“¿Puede un ser omnipotente crear una piedra tan pesada que ni él mismo pueda levantarla?” Si puede hacerlo, deja de ser omnipotente porque hay algo que no puede levantar. Si no puede hacerlo, también deja de serlo porque hay algo que no puede crear.
La paradoja de la omnipotencia nació en la Edad Media, cuando teólogos como Tomás de Aquino o Agustín de Hipona intentaban comprender los límites del poder absoluto.
Con el tiempo, aquella pregunta dejó de ser teológica y se convirtió en un espejo político. Cada vez que un gobierno cree tener poder ilimitado para imponer su voluntad, cae en la misma trampa: confunde fuerza con razón, control con capacidad, y termina hundido bajo el peso de sus propias decisiones.
El poder absoluto se parece al fuego: cuanto más se concentra, más oxígeno roba. Así arde un país cuando su gobierno confunde control con capacidad.
Lo mismo ocurre cuando el discurso sustituye al diálogo: el poder empieza a escucharse solo, y el eco se vuelve consigna. La omnipotencia política no es fuerza, es la antesala de la impotencia.
México vive hoy esa contradicción. Los productores agrícolas que bloquean carreteras no piden milagros, piden ser escuchados. En los campos donde crece la comida de millones, también germina el cansancio de quienes trabajan sin esperanza.
El cierre de la Financiera Rural, la falta de créditos productivos y la importación de granos subsidiados han dejado al campo en una situación límite.
Un país que fue símbolo de autosuficiencia alimentaria importa hoy maíz, frijol y trigo. No porque haya olvidado sembrar, sino porque quienes lo alimentan fueron olvidados.
Los paros agrícolas no son solo una protesta económica: son una advertencia política. La tierra, a diferencia del poder, no miente.
Un gobierno puede dictar leyes, fijar precios o prometer soberanía alimentaria, pero no puede decretar la lluvia. Puede anunciar apoyos, pero no puede obligar a la tierra a dar fruto. Puede prometer justicia social, pero no puede cosechar cuando siembra indiferencia.
No hay omnipotencia capaz de levantar el campo cuando se le ha dejado caer por años. Cuanto más intenta centralizarlo todo, menos controla. Cuanto más se aferra al poder, más evidente se hace su desconexión.

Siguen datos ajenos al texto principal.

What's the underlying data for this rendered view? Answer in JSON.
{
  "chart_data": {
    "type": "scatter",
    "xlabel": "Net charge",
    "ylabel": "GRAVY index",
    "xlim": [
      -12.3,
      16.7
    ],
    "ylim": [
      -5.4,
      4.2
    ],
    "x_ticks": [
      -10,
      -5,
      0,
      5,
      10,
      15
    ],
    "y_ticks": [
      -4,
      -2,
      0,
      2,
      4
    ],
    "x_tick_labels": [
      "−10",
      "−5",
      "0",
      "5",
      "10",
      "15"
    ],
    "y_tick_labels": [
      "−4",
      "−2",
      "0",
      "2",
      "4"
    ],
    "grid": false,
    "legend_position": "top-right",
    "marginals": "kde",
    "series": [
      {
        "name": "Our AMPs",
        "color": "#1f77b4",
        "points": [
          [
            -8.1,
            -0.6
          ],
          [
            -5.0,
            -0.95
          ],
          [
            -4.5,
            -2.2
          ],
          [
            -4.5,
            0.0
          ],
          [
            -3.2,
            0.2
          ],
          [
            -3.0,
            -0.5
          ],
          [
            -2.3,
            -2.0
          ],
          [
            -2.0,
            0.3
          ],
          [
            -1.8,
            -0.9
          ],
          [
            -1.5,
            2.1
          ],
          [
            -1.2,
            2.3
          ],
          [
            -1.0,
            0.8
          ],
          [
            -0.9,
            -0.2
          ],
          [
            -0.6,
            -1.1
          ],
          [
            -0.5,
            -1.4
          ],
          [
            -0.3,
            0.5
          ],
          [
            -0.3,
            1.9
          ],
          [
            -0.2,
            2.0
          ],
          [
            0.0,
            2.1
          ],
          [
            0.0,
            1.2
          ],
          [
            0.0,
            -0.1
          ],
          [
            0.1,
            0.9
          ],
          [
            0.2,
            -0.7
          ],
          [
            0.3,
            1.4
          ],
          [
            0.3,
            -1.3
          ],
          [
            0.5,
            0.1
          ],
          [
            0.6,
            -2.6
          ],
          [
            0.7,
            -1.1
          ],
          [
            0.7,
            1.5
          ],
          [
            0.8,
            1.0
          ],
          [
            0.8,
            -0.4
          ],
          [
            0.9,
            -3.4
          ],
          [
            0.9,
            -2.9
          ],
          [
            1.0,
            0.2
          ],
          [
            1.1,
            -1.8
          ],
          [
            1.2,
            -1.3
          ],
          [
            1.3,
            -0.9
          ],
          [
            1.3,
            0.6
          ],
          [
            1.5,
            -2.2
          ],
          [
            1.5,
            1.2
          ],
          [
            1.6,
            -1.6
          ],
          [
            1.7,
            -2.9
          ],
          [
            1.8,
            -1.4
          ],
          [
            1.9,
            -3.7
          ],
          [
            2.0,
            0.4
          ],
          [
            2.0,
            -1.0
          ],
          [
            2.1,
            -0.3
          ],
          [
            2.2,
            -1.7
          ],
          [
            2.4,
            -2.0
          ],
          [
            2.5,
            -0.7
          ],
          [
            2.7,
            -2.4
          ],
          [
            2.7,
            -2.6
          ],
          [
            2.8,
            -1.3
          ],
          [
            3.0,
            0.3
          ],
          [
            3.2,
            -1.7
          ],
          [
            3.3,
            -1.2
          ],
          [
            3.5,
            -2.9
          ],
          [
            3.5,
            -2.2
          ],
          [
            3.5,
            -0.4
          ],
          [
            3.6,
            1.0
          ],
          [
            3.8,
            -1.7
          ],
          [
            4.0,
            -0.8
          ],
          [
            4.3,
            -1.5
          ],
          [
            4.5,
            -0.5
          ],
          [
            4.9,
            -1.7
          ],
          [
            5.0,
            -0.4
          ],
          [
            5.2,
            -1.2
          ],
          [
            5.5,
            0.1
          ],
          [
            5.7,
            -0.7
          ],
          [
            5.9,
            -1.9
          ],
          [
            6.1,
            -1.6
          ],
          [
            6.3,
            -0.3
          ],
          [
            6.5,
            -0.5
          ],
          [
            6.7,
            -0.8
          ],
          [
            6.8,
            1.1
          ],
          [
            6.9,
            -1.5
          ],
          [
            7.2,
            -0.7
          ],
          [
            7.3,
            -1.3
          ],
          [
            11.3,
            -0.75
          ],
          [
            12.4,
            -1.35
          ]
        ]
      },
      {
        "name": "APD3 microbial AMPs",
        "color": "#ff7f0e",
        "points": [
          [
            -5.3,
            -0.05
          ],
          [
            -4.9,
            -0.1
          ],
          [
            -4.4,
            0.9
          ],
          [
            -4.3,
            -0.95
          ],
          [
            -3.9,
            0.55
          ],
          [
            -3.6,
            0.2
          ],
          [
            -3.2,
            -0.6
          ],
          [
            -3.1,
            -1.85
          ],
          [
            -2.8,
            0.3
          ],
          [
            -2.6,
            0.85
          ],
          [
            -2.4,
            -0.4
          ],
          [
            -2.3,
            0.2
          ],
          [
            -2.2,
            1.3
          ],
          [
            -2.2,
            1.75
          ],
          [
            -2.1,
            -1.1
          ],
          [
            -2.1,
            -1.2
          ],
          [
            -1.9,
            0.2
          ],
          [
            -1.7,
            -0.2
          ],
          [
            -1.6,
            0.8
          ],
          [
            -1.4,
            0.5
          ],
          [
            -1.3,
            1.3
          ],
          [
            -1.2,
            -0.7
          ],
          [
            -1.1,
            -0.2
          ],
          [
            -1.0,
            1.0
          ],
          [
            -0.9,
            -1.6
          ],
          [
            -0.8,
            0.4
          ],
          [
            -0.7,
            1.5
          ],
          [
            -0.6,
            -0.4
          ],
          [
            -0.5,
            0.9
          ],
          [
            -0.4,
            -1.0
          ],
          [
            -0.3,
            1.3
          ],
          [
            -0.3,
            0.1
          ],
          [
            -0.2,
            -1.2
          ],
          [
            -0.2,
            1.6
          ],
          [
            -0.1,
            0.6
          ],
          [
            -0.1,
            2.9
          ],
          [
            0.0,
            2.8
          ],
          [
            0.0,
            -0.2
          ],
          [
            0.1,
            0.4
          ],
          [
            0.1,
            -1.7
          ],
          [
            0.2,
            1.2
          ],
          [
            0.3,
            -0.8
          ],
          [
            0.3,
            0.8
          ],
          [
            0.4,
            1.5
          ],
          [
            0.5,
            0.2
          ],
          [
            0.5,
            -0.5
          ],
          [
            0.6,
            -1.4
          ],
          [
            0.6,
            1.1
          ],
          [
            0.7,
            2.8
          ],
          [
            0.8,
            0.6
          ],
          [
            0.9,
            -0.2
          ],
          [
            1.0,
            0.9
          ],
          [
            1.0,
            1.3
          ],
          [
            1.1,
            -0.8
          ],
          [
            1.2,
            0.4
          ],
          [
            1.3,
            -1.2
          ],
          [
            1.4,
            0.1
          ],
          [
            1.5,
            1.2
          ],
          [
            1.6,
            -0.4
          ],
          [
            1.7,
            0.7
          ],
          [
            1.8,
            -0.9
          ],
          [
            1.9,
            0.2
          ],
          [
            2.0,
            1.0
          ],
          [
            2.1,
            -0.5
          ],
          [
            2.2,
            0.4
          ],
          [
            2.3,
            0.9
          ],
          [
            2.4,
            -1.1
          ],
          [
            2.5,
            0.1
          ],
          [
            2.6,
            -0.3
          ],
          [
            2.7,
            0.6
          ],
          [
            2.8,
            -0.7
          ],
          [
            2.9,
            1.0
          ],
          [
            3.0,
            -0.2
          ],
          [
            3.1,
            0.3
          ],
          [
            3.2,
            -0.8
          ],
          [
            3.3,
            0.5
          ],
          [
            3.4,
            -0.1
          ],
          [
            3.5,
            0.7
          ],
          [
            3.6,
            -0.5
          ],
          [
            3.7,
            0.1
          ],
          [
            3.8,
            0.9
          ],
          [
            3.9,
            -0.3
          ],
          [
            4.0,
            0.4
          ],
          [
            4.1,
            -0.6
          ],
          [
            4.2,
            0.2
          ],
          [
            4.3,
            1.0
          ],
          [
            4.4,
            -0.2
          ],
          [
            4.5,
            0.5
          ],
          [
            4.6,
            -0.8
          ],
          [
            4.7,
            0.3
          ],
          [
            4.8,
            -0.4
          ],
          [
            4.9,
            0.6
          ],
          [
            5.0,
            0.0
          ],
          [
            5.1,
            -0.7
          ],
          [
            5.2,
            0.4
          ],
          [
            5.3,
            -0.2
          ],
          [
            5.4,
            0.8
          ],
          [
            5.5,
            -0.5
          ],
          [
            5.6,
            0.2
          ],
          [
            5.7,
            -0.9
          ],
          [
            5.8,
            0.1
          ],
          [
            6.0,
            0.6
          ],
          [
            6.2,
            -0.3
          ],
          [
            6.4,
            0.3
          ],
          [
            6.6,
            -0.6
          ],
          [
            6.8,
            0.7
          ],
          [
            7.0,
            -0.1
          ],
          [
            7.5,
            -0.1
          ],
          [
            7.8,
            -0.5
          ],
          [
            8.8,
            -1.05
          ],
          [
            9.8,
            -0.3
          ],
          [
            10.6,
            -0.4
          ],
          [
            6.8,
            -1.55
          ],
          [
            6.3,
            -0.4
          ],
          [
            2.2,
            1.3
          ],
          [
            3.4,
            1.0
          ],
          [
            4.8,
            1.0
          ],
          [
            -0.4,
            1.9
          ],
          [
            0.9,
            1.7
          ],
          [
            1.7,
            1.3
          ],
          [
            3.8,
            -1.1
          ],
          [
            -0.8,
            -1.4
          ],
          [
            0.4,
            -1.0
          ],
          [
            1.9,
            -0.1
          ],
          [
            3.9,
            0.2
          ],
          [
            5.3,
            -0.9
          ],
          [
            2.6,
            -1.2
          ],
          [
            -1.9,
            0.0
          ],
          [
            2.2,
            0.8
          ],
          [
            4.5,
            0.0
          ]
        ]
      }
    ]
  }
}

El poder que se vuelve total termina siendo incapaz de crear acuerdos. Gobernar desde la omnipotencia es creer que la realidad se corrige con decretos.
Pero el poder que no se corrige a sí mismo se oxida. Los grandes errores de Estado casi siempre comienzan con una frase parecida: “Ya lo tenemos bajo control”.

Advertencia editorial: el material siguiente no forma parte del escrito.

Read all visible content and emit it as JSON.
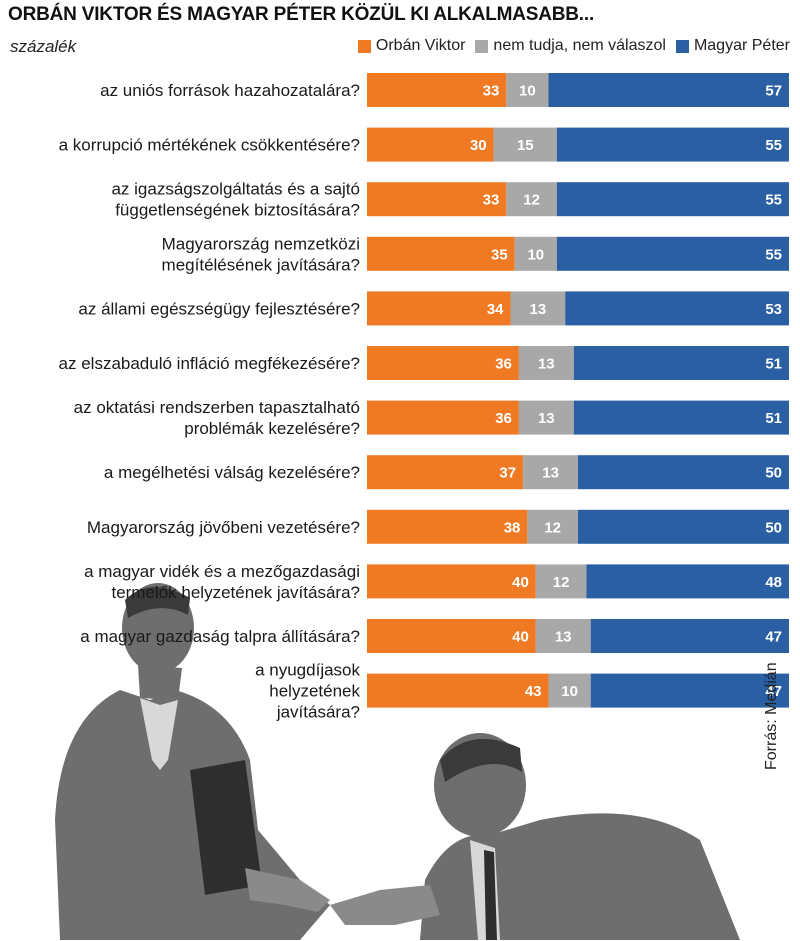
{
  "header": {
    "title": "ORBÁN VIKTOR ÉS MAGYAR PÉTER KÖZÜL KI ALKALMASABB...",
    "unit": "százalék"
  },
  "source": "Forrás: Medián",
  "colors": {
    "orban": "#f07a24",
    "unknown": "#a8a8a8",
    "magyar": "#2a5fa4",
    "figure": "#6e6e6e"
  },
  "legend": [
    {
      "label": "Orbán Viktor",
      "color": "#f07a24"
    },
    {
      "label": "nem tudja, nem válaszol",
      "color": "#a8a8a8"
    },
    {
      "label": "Magyar Péter",
      "color": "#2a5fa4"
    }
  ],
  "chart_data": {
    "type": "bar",
    "orientation": "horizontal",
    "stacked": true,
    "xlim": [
      0,
      100
    ],
    "categories": [
      "az uniós források hazahozatalára?",
      "a korrupció mértékének csökkentésére?",
      "az igazságszolgáltatás és a sajtó függetlenségének biztosítására?",
      "Magyarország nemzetközi megítélésének javítására?",
      "az állami egészségügy fejlesztésére?",
      "az elszabaduló infláció megfékezésére?",
      "az oktatási rendszerben tapasztalható problémák kezelésére?",
      "a megélhetési válság kezelésére?",
      "Magyarország jövőbeni vezetésére?",
      "a magyar vidék és a mezőgazdasági termelők helyzetének javítására?",
      "a magyar gazdaság talpra állítására?",
      "a nyugdíjasok helyzetének javítására?"
    ],
    "category_lines": [
      [
        "az uniós források hazahozatalára?"
      ],
      [
        "a korrupció mértékének csökkentésére?"
      ],
      [
        "az igazságszolgáltatás és a sajtó",
        "függetlenségének biztosítására?"
      ],
      [
        "Magyarország nemzetközi",
        "megítélésének javítására?"
      ],
      [
        "az állami egészségügy fejlesztésére?"
      ],
      [
        "az elszabaduló infláció megfékezésére?"
      ],
      [
        "az oktatási rendszerben tapasztalható",
        "problémák kezelésére?"
      ],
      [
        "a megélhetési válság kezelésére?"
      ],
      [
        "Magyarország jövőbeni vezetésére?"
      ],
      [
        "a magyar vidék és a mezőgazdasági",
        "termelők helyzetének javítására?"
      ],
      [
        "a magyar gazdaság talpra állítására?"
      ],
      [
        "a nyugdíjasok",
        "helyzetének",
        "javítására?"
      ]
    ],
    "series": [
      {
        "name": "Orbán Viktor",
        "values": [
          33,
          30,
          33,
          35,
          34,
          36,
          36,
          37,
          38,
          40,
          40,
          43
        ]
      },
      {
        "name": "nem tudja, nem válaszol",
        "values": [
          10,
          15,
          12,
          10,
          13,
          13,
          13,
          13,
          12,
          12,
          13,
          10
        ]
      },
      {
        "name": "Magyar Péter",
        "values": [
          57,
          55,
          55,
          55,
          53,
          51,
          51,
          50,
          50,
          48,
          47,
          47
        ]
      }
    ]
  }
}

El Estado omnipotente es, en el fondo, un Estado asustado. Teme perder el control y, por miedo, asfixia todo: la crítica, la iniciativa, la libertad de disentir.
Pero el control total no genera estabilidad, genera silencio. Y gobernar entre silencios es gobernar entre ruinas.

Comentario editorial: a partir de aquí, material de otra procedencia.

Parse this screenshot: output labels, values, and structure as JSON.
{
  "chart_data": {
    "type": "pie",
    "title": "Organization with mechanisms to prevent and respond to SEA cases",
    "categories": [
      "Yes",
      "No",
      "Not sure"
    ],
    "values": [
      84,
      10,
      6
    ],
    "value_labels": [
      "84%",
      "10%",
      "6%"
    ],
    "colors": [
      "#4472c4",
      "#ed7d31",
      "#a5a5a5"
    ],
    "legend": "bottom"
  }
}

La historia mexicana lo recuerda bien. Cada vez que el poder creyó tener el monopolio de la verdad —del campo, del petróleo, de la educación o de la moral— provocó una grieta social.
La Revolución no estalló por falta de recursos, sino por exceso de abusos. El 68 no nació del desorden, sino del autoritarismo. Hoy la tierra vuelve a hablar con la misma dignidad de entonces: con el lodo en las manos y la certeza de que un país no se alimenta de discursos.
¿De qué sirve el poder si ya nadie lo cree capaz de escuchar? El poder que todo lo puede deja de poder lo esencial: escuchar, rectificar, contener.
Sin escucha, la autoridad se convierte en ruido. La fuerza que no se cuestiona se vuelve debilidad. Un gobierno que no acepta límites se condena a la soberbia; y la soberbia, tarde o temprano, se convierte en su piedra.
Antes del fin
Quizá gobernar no sea levantar lo imposible, sino aprender a no crearlo. Porque el verdadero poder no consiste en controlarlo todo, sino en soltar lo que debe ser libre: el pensamiento, la palabra, la tierra. Gobernar también es saber retirarse un paso para que otros respiren.
En la paradoja de la omnipotencia, el poder que todo lo quiere levantar termina aplastado por lo que él mismo creó.
México no necesita gobiernos que carguen piedras imposibles, sino gobiernos capaces de no crearlas. Porque el límite del poder no es su debilidad: es su humanidad.